Squirrels can be seen on Norton Common all the year round They are not a difference species – they are just grey squirrels with a lot more black or dark brown hair in their pelage (fur).
The grey squirrel (Sciurus carolinensis) is not native to Britain. They were first introduced from the United States in the mid 19th century. The black ones are just grey squirrels with high levels of the black pigment ‘melanin’ in their hair. They are called ‘melanic grey squirrels’. Although generally rare across Britain, black squirrels are found in: Cambridgeshire, Bedfordshire and Hertfordshire.

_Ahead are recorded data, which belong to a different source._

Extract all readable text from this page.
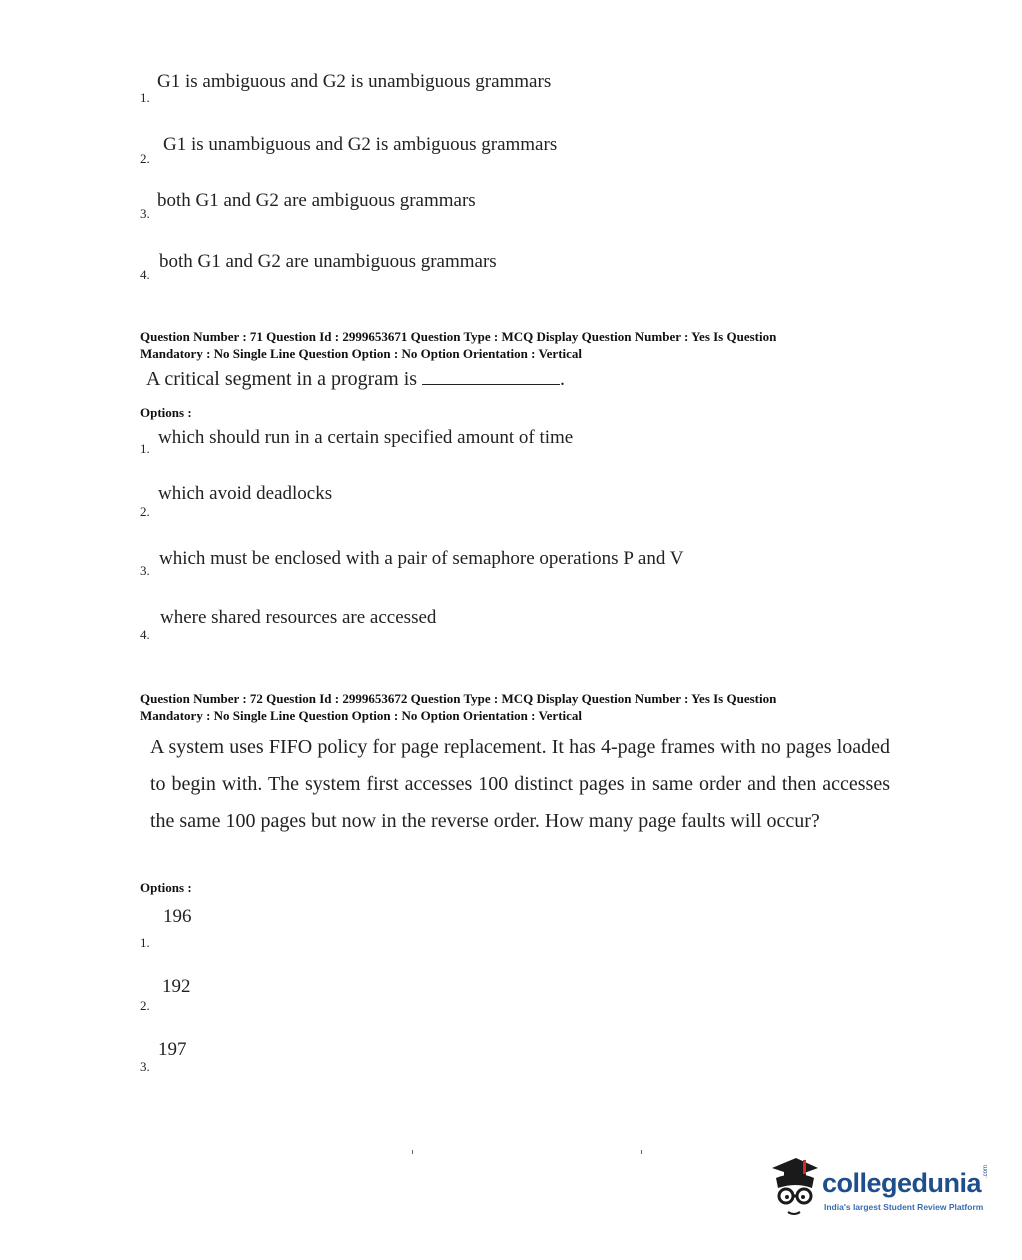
G1 is ambiguous and G2 is unambiguous grammars
1.
G1 is unambiguous and G2 is ambiguous grammars
2.
both G1 and G2 are ambiguous grammars
3.
both G1 and G2 are unambiguous grammars
4.
Question Number : 71 Question Id : 2999653671 Question Type : MCQ Display Question Number : Yes Is Question
Mandatory : No Single Line Question Option : No Option Orientation : Vertical
A critical segment in a program is	.
Options :
which should run in a certain specified amount of time
1.
which avoid deadlocks
2.
which must be enclosed with a pair of semaphore operations P and V
3.
where shared resources are accessed
4.
Question Number : 72 Question Id : 2999653672 Question Type : MCQ Display Question Number : Yes Is Question
Mandatory : No Single Line Question Option : No Option Orientation : Vertical
A system uses FIFO policy for page replacement. It has 4-page frames with no pages loaded to begin with. The system first accesses 100 distinct pages in same order and then accesses the same 100 pages but now in the reverse order. How many page faults will occur?
Options :
196
1.
192
2.
197
3.
collegedunia .com
India's largest Student Review Platform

In the autumn and winter, as the undergrowth dies down, these small deer are more noticeable. They are usually more active at dawn or dusk but, in recent years on The Common, they appear to be bolder and are often seen during the day. Muntjac were first introduced from China to Woburn Park in Bedfordshire in the early 20th century. Deliberate releases and escapes from Woburn, led to feral populations establishing all over the place, including Letchworth. They are russet brown in summer, grey brown in winter and are small, up to 52cm. Males have short antlers which can regrow. They feed on herbs, brambles, ivy, heather, coppice shoots, etc. and can live for 15 years or more. A common name for muntjac is "barking deer" after their repeated, loud bark when rutting and at other times. They can be heard several roads away – you may have heard them at any time of the day or year. They breed all year round. We don’t know how many live on Norton Common. They are usually seen in ones or twos, never in herds.Muntjac are the oldest known deer, appearing 15-35 million years ago, - remains have been found in Miocene deposits in France and Germany.